## Quantum Gravity

*or General Relativity meets Quantum Mechanics*

Most of our effort are currently concentrated in the investigation of different aspects of linking the theory of General Relativity with quantum field theory and quantum mechanics. A diverse set of approaches to the problem is well represented in CITR.

**Noncommutative space-times:** these are considered as one of the approaches to the description of Planck scale physics. At the Planck scale the idea of size or distance in classical terms is not valid anymore, because one has to take into account quantum uncertainty. Noncommutativity of coordinates is expected to emerge, leaving behind the classical notions of space-time. The relativistic symmetries become deformed and are described in the language of quantum groups. Anna has been developing her work on κ-Minkowski space-time and the κ-Poincaré quantum group, investigating their application in physical theories.

**Lower dimensional models**: with a specific focus on two-dimensional generalized dilaton theories, the simplified settings of these systems is a perfect laboratory to gain a better understanding of genuine quantum gravitational effects. Simone has been working with two-dimensional models of gravity and matter to tackle fundamental issues such as the cosmological constant problem and black hole (thermo)dynamics, with additional results in two-dimensional conformal field theories.

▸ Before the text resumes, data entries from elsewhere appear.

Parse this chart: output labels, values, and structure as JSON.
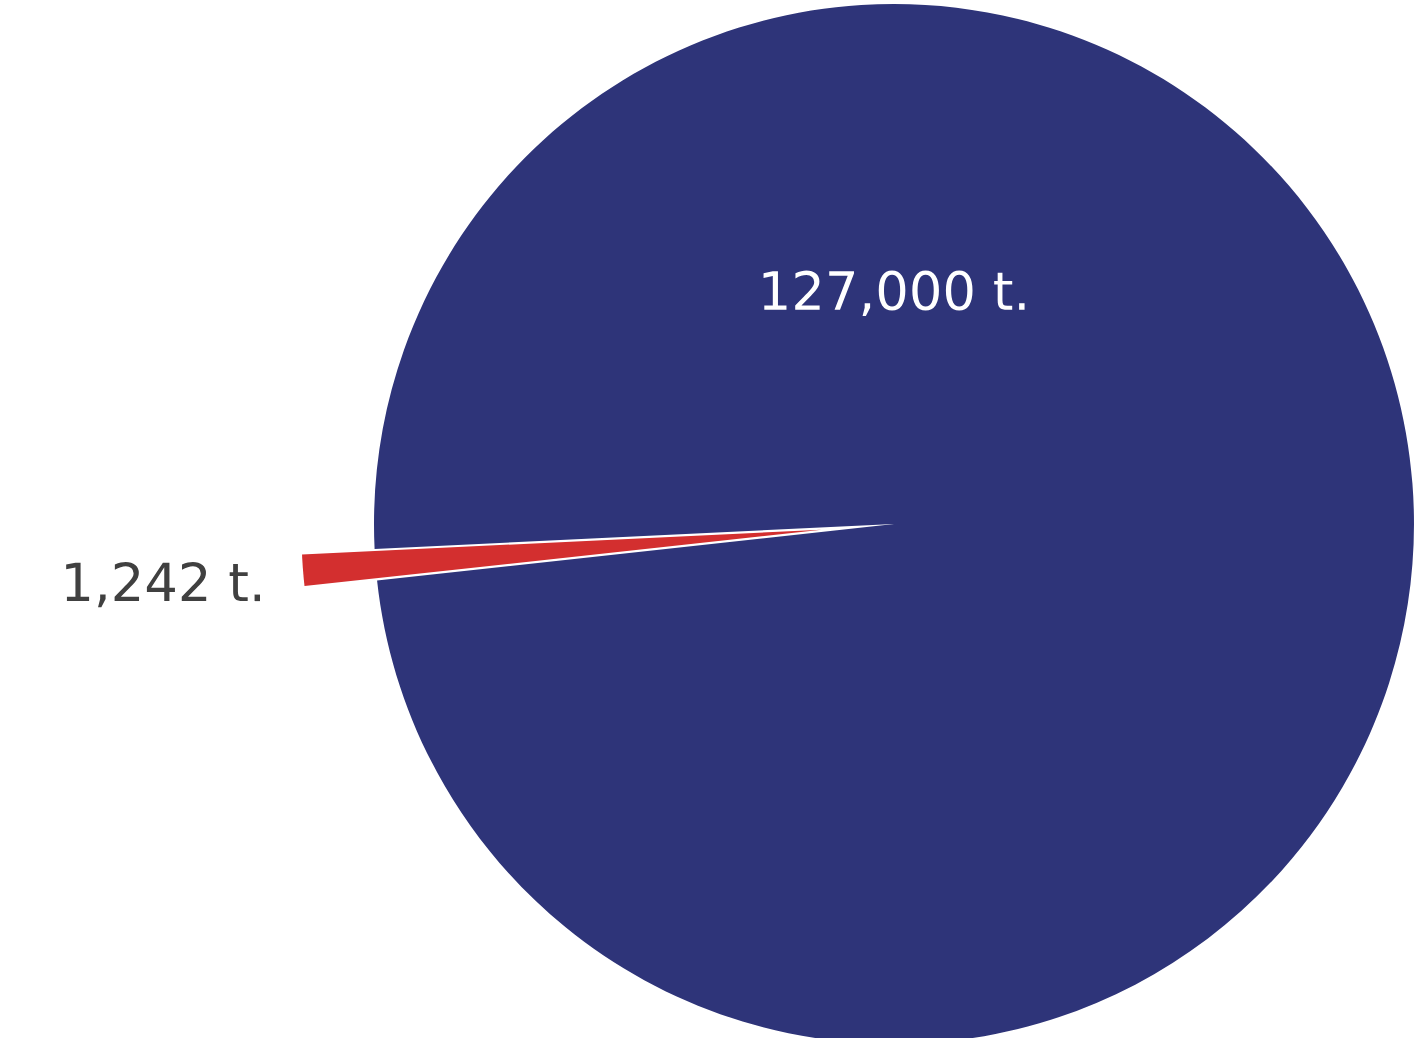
{
  "chart_data": {
    "type": "pie",
    "categories": [
      null,
      null
    ],
    "values": [
      127000,
      1242
    ],
    "colors": [
      "#2e3479",
      "#d32f2f"
    ],
    "value_labels": [
      "127,000 t.",
      "1,242 t."
    ]
  }
}
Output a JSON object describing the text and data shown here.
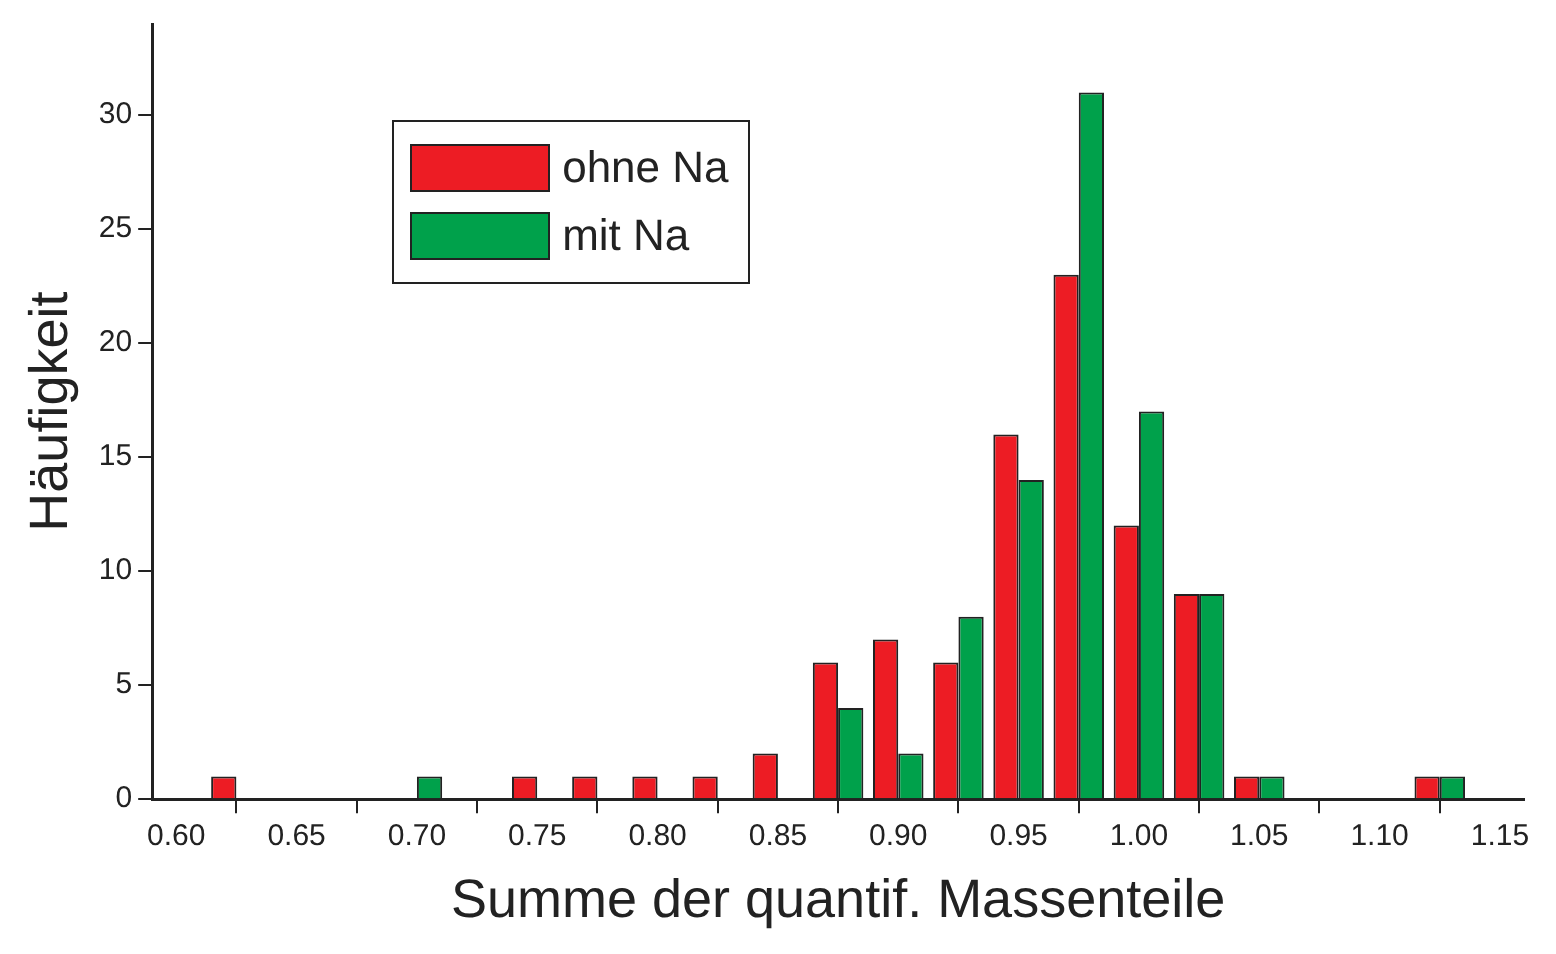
{
  "chart_data": {
    "type": "histogram",
    "xlabel": "Summe der quantif. Massenteile",
    "ylabel": "Häufigkeit",
    "bins": [
      0.6125,
      0.6375,
      0.6625,
      0.6875,
      0.7125,
      0.7375,
      0.7625,
      0.7875,
      0.8125,
      0.8375,
      0.8625,
      0.8875,
      0.9125,
      0.9375,
      0.9625,
      0.9875,
      1.0125,
      1.0375,
      1.0625,
      1.0875,
      1.1125,
      1.1375
    ],
    "series": [
      {
        "name": "ohne Na",
        "color": "#ed1c24",
        "values": [
          1,
          0,
          0,
          0,
          0,
          1,
          1,
          1,
          1,
          2,
          6,
          7,
          6,
          16,
          23,
          12,
          9,
          1,
          0,
          0,
          1
        ]
      },
      {
        "name": "mit Na",
        "color": "#00a14b",
        "values": [
          0,
          0,
          0,
          1,
          0,
          0,
          0,
          0,
          0,
          0,
          4,
          2,
          8,
          14,
          31,
          17,
          9,
          1,
          0,
          0,
          1
        ]
      }
    ],
    "xlim": [
      0.59,
      1.16
    ],
    "xticks": [
      {
        "value": 0.6,
        "label": "0.60"
      },
      {
        "value": 0.65,
        "label": "0.65"
      },
      {
        "value": 0.7,
        "label": "0.70"
      },
      {
        "value": 0.75,
        "label": "0.75"
      },
      {
        "value": 0.8,
        "label": "0.80"
      },
      {
        "value": 0.85,
        "label": "0.85"
      },
      {
        "value": 0.9,
        "label": "0.90"
      },
      {
        "value": 0.95,
        "label": "0.95"
      },
      {
        "value": 1.0,
        "label": "1.00"
      },
      {
        "value": 1.05,
        "label": "1.05"
      },
      {
        "value": 1.1,
        "label": "1.10"
      },
      {
        "value": 1.15,
        "label": "1.15"
      }
    ],
    "ylim": [
      0,
      34
    ],
    "yticks": [
      0,
      5,
      10,
      15,
      20,
      25,
      30
    ],
    "grid": false,
    "legend": "top left"
  }
}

**Affine quantization**: alternative quantization schemes can provide an interesting platform for experimenting with gravity. Affine quantization naturally implements the positive definiteness of classical quantities and comes with very interesting dynamical effects. Simone has applied affine quantization to FLRW cosmology, showing that the big bang/big crunch singularity can be removed via quantum gravitational effects.

**BF Theory and Mathematical gauge theory: **Michal works on topological Field Theory, in particular BF theory in application to 4D gravity and particle physics. He investigates some extension of the Poincare groups, like Maxwell theory, AdS-Maxwell theory, Double-AdS-Maxwell theory, conformal groups and its application to gauge theory.